Shapiro-Wilk Test – Why Compare It with Kolmogorov-Smirnov Test for Same Sample Size

distributionskolmogorov-smirnov testnormality-assumptionreferencesshapiro-wilk-test

I am trying to understand when to use Shapiro-Wilk Test and/or Kolmogorov-Smirnov Test for normality. Currently, I am following this website How to Test for Normality in R (4 Methods). This paper Descriptive Statistics and Normality Tests for Statistical Data says:

The Shapiro–Wilk test is more appropriate method for small sample
sizes (<50 samples) although it can also be handling on larger sample
size while Kolmogorov–Smirnov test is used for n ≥50. For both of the
above tests, null hypothesis states that data are taken from normal
distributed population.

So it suggests using the Kolmogorov-Smirnov test for a sample size bigger than 50 is more appropriate. While the website I mentioned above, uses the same sample size for both tests to check normality. I don't understand why

Also from this What is the difference between the Shapiro–Wilk test of normality and the Kolmogorov–Smirnov test of normality? and answer, it seems that you can't actually compare the tests.

So I was wondering why the website is comparing the same sample size for normality and when is it not possible to use Shapiro-Wilk test anymore?

Best Answer

The main difference between the S-W and the K-S test for normality is that the S-W can be used to assess the goodness of fit to a fitted distribution, whereas the K-S test is only valid to test against a prespecified distribution.

So if you estimate the parameters of your distribution from your data, then test the goodness of fit of your data against the distribution with the estimated mean and variance, you can't use the K-S any more - it will have a too optimistic view of the goodness of fit. In this situation, use the S-W test. (Normalizing your data with a mean and variance estimated from the data is the same thing in this context.) If, conversely, you know the precise distribution your data should be coming from (e.g., an N(5,1) distribution), you can use K-S.
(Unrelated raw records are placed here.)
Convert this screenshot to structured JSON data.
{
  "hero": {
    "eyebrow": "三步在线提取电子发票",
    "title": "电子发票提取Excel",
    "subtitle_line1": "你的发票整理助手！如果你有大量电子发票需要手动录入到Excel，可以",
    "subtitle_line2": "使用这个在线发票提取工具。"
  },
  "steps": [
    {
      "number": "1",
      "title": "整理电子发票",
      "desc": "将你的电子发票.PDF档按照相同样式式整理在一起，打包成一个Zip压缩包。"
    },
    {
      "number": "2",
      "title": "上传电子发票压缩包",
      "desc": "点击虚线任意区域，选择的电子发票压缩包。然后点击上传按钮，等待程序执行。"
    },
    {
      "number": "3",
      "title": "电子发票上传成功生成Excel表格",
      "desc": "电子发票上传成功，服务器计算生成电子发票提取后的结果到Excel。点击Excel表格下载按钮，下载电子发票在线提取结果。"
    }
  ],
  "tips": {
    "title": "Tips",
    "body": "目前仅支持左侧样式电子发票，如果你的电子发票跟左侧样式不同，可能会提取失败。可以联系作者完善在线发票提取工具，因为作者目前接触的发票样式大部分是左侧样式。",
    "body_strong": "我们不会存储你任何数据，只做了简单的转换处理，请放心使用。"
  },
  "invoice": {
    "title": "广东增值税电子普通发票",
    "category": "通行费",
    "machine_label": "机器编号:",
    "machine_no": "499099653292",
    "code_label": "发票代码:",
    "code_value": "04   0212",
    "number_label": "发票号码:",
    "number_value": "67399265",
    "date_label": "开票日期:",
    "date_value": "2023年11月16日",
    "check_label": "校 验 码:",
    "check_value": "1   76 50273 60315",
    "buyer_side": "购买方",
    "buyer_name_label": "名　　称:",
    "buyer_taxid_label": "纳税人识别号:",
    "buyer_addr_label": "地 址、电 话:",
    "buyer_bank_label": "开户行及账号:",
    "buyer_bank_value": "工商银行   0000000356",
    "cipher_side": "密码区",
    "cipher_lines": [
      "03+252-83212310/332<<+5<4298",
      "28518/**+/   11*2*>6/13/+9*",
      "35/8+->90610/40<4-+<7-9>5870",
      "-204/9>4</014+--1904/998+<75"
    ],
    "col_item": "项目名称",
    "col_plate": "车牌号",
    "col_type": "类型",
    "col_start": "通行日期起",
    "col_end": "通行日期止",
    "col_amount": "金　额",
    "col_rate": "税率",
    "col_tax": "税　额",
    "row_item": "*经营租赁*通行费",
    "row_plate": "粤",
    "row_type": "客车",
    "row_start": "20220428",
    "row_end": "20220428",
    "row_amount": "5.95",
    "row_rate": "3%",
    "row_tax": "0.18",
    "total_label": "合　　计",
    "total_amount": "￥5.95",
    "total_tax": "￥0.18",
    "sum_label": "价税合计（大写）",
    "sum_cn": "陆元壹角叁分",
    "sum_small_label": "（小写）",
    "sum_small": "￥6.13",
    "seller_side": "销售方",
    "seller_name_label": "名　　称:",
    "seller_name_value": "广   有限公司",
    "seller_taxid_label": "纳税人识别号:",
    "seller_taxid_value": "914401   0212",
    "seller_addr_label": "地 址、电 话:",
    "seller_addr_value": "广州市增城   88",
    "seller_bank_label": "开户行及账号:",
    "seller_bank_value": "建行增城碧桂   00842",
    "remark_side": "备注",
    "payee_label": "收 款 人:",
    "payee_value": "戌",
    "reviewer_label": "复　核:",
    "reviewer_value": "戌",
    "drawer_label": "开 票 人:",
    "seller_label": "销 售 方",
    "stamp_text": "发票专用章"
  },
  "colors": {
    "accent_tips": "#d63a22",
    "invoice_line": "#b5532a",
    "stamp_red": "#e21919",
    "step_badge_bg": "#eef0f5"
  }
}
Thus, the rationale for using one test over another does not hang on the sample size, at least as long as the distinction above is not kept in mind. Once this is kept in mind, you can start looking at power against specific alternatives.

There is a lot of statistical misinformation floating around the internet.

(Incidentally, there is much less necessity for testing normality than is commonly assumed, see the replies to this chat message:.

How to cope with non-normal ANOVA residuals?

Assumptions of linear models and what to do if the residuals are not normally distributed

Analysis of variance with not normally distributed residuals : how important is normality? )


Edit: John Madden asks a very interesting question:

Wouldn't large sample sizes allow for hand-waving away the fact that parameters had to be estimated by standard arguments (i.e. continuous mapping theorem?), and perhaps this is where the idea that KS is more appropriate for large samples comes from?

Let's take a look. We will simulate $x_1, \dots, x_n\sim N(0,1)$, for increasing sample sizes $n$. For this vector $x$, we perform a Kolmogorov-Smirnov test against a normal distribution with mean and standard deviation equal to the mean and standard deviation of $x$, and store the $p$ value. For each $n$, we do this simulation exercise 10,000 times and plot the $p$ values in a histogram. If the K-S test were valid, this histogram would be uniform, and if John's question had a positive answer, the histograms would become more uniform as $n$ increases. So we run the exercise for $n\in\{10,100,1000,10000\}$. The histograms don't get any more uniform, so no, the K-S-test against estimated parameters does not get better for large sample sizes:

histograms

R code:

exponents <- 1:4
par(mfrow=c(2,2),mai=c(.5,.1,.5,.1))
for ( ee in exponents ) {
    p_values <- rep(NA,1e4)
    for ( ii in seq_along(p_values) ) {
        sims <- rnorm(10^ee)
        p_values[ii] <- ks.test(sims,pnorm,mean=mean(sims),sd=sd(sims))$p.value
    }
    hist(p_values,xlab="",yaxt="n",
        main=paste("Histogram of p values\nSample size:",10^ee))
}

(It turns out that whuber already did this analysis almost a year ago.)

As various commenters point out completely correctly, there are different ways of addressing this property of the K-S test, like the Lilliefors modification, or bootstrapping the test statistic obtained with estimated parameters.